Es gab schon immer Bewohner in der Stadt,welche ihre persönlichen Erinnerungen einmal aufgeschrieben haben,um sie an ferne Interessierte weiter zu geben.So lebte in dem Haus Spitalgasse 25 eine gewisse Lina Hermann.Sie ist 1865 geboren und zog dann mit ihren Eltern 1868 in das Hinterhaus vom Anwesen Spitalgasse 25 ein.Dieses große Haus ist durchgehend von der Spitalgasse bis zur Mauer.An der Front zur Spit,gab es einmal das Wäschegeschäft Stube/Nachf.das später an die Fa.
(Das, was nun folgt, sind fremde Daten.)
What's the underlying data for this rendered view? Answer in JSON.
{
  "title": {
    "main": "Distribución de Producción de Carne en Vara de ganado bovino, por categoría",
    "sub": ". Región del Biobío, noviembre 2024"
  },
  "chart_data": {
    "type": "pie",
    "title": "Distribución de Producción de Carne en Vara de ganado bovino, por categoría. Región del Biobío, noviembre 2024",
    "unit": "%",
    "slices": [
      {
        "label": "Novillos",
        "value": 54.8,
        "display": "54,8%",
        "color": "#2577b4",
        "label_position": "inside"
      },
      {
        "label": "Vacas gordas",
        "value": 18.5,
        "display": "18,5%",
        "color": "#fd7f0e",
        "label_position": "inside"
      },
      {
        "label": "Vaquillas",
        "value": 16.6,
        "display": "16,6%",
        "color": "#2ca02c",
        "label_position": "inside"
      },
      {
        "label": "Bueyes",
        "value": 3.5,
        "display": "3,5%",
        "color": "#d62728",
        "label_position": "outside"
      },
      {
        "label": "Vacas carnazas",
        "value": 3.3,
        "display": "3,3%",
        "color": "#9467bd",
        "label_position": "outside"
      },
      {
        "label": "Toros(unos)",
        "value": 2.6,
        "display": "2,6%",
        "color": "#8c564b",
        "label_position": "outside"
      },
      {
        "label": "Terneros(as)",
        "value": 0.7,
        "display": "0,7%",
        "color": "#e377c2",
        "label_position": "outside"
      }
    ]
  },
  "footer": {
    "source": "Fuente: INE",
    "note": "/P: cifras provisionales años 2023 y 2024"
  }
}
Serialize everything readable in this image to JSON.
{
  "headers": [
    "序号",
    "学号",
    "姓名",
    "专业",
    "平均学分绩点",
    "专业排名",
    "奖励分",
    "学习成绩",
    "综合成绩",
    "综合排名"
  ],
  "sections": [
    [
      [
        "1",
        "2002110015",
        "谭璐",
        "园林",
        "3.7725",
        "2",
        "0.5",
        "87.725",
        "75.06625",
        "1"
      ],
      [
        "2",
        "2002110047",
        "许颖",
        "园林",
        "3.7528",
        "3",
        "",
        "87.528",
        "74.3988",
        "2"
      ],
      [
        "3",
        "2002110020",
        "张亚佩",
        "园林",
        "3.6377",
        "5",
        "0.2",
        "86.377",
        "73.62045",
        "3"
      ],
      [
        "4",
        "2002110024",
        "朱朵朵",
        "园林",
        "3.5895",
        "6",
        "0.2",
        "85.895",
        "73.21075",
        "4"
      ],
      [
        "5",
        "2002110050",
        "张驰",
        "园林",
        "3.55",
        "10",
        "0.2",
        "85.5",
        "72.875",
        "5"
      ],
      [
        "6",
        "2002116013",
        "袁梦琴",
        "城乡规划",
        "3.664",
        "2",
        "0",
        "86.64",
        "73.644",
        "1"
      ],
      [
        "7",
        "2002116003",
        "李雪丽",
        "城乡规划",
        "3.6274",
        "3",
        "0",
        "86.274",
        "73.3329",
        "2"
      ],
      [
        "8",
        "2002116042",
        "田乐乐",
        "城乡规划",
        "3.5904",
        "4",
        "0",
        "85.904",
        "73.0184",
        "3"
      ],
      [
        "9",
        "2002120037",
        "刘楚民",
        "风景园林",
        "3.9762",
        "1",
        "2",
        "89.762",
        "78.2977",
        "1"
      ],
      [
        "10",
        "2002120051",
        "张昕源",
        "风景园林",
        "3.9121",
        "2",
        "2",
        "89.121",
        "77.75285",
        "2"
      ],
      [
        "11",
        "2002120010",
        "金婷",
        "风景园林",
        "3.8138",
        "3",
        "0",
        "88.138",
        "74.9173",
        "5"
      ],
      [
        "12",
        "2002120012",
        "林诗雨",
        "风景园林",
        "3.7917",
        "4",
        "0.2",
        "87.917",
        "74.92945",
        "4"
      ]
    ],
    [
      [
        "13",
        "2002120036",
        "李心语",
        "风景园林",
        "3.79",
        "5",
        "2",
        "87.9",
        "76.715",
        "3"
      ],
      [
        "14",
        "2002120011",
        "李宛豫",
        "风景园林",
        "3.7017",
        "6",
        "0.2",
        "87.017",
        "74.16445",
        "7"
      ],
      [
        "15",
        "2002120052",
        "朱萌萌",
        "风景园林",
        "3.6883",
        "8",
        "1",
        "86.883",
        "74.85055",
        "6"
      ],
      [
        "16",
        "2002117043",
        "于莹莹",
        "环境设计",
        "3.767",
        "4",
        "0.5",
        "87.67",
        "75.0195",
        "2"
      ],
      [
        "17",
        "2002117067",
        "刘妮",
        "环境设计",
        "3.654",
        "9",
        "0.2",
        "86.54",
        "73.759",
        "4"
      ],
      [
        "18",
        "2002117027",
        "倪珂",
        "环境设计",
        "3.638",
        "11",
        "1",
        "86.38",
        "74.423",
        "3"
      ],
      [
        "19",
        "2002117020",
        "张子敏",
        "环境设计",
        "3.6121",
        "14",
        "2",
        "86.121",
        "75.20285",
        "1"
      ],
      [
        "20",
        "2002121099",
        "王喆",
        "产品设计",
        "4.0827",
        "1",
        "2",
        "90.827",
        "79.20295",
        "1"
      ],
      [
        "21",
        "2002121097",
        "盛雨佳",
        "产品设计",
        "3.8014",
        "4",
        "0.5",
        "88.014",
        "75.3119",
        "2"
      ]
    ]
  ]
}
Nonnenmacher überging.Heute dürfte da eine Drogeriekette drinnen sein.(Auch schon wieder überholt,wie man auf dem Foto von Christian erkennen kann.....nichts unter der Sonne ist beständig!!)
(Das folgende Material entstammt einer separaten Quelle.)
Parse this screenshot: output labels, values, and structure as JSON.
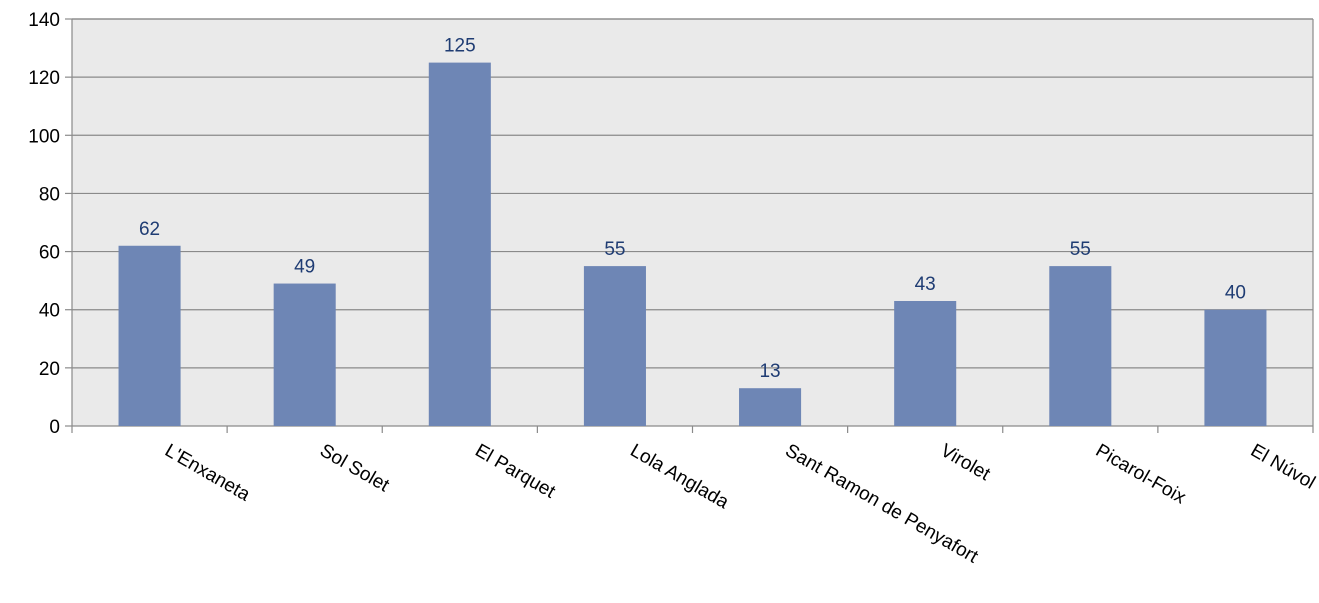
{
  "chart_data": {
    "type": "bar",
    "categories": [
      "L'Enxaneta",
      "Sol Solet",
      "El Parquet",
      "Lola Anglada",
      "Sant Ramon de Penyafort",
      "Virolet",
      "Picarol-Foix",
      "El Núvol"
    ],
    "values": [
      62,
      49,
      125,
      55,
      13,
      43,
      55,
      40
    ],
    "ylim": [
      0,
      140
    ],
    "yticks": [
      0,
      20,
      40,
      60,
      80,
      100,
      120,
      140
    ],
    "grid": true,
    "legend": "none",
    "data_labels": true,
    "colors": {
      "bar": "#6e86b5",
      "plot_background": "#eaeaea",
      "gridline": "#8a8a8a",
      "data_label": "#1f3c73",
      "axis": "#8a8a8a"
    }
  }
}
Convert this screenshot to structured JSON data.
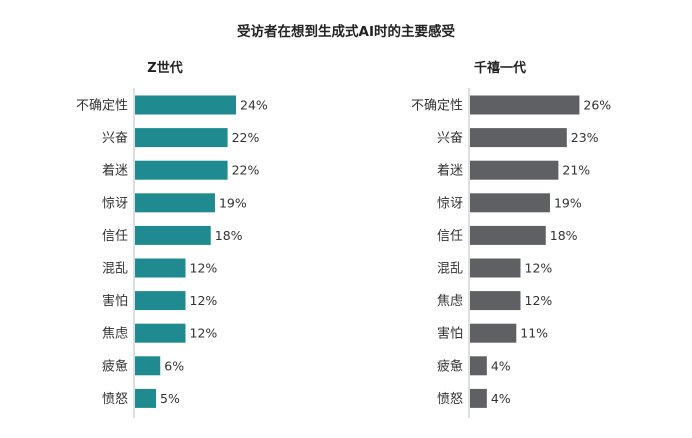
{
  "chart_data": {
    "type": "bar",
    "orientation": "horizontal",
    "title": "受访者在想到生成式AI时的主要感受",
    "unit": "%",
    "value_suffix": "%",
    "panels": [
      {
        "name": "Z世代",
        "color": "#1f8a8f",
        "categories": [
          "不确定性",
          "兴奋",
          "着迷",
          "惊讶",
          "信任",
          "混乱",
          "害怕",
          "焦虑",
          "疲惫",
          "愤怒"
        ],
        "values": [
          24,
          22,
          22,
          19,
          18,
          12,
          12,
          12,
          6,
          5
        ]
      },
      {
        "name": "千禧一代",
        "color": "#5f6064",
        "categories": [
          "不确定性",
          "兴奋",
          "着迷",
          "惊讶",
          "信任",
          "混乱",
          "焦虑",
          "害怕",
          "疲惫",
          "愤怒"
        ],
        "values": [
          26,
          23,
          21,
          19,
          18,
          12,
          12,
          11,
          4,
          4
        ]
      }
    ],
    "grid": false,
    "legend": "none"
  },
  "colors": {
    "background": "#ffffff",
    "axis_line": "#bdbdbd",
    "text": "#222222"
  }
}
Interessant ist,das sich in dem langgestreckten Anwesen ein Turnierhof befand,der aber leider im Laufe der Jahre verschwunden ist.Es waren Bogenhallen vorhanden die aber um 1920 überbaut wurden.Bei dem Umbau damals wurde ein Stein mit der Jahreszahl 1446 gefunden, das Gebäude also sicher mit zu den ältesten Häusern von Coburg zu zählen ist.
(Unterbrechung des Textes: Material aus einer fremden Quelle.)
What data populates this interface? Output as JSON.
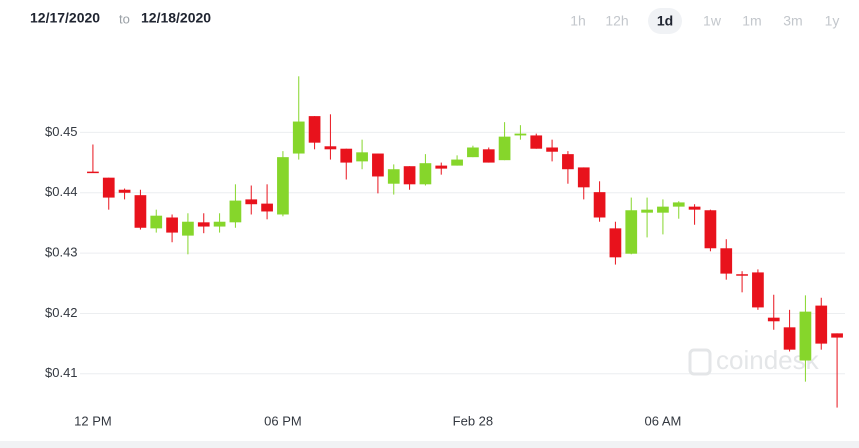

Frl. Lina Hermann war nicht verheiratet und wohnte bis zu ihrem Tod 1946 in dem Haus.Ihre gesammten Erinnerungen an das Haus und die Umgegend hier wieder zu geben wäre vermessen.Trotzdem will ich verschiedene Passagen ihrer Erinnerungen herausgreifen.
So beschreibt sie,was für ein Jubel herrschte, als zurück gekehrte Soldaten aus dem 70/71 er Krieg,durch die Spitalgasse marschierten und auf dem Markt empfangen wurden.
Um das Jahr 1908 wurde in dem Haus grundlegend umgebaut,was für die Bewohner eine große Belastung darstellte.Eine Wasserleitung war wenige Jahre zuvor schon im Haus eingerichtet worden,was aber alle Bewohner sehr begrüßten,war der Anschluß des Hauses an die Kanalisation.
Wasser wurde von den Leuten mit Eimern und "Butten" von den Laufbrunnen in der Stadt geholt,die Beseitigung der Fäkalien besorgte die "Tonnenbatterie",welche,Pferdebespannt von Haus zu Haus zog und die Kübel entleerte...Und nun eine Kanalisation! Welch Fortschritt!!
Lina hermann ernnert sich an den Abriss des "Gräfsblock" und als der Durchbruch zur Mohrenstraße geschaffen wurde.Ebenfalls hat sie Erinnerungen an das Restaurant Schaffner,welches mit Wirtsgarten unmittelbar dort stand,wo sich später an der Mauer die Hypobank niederließ.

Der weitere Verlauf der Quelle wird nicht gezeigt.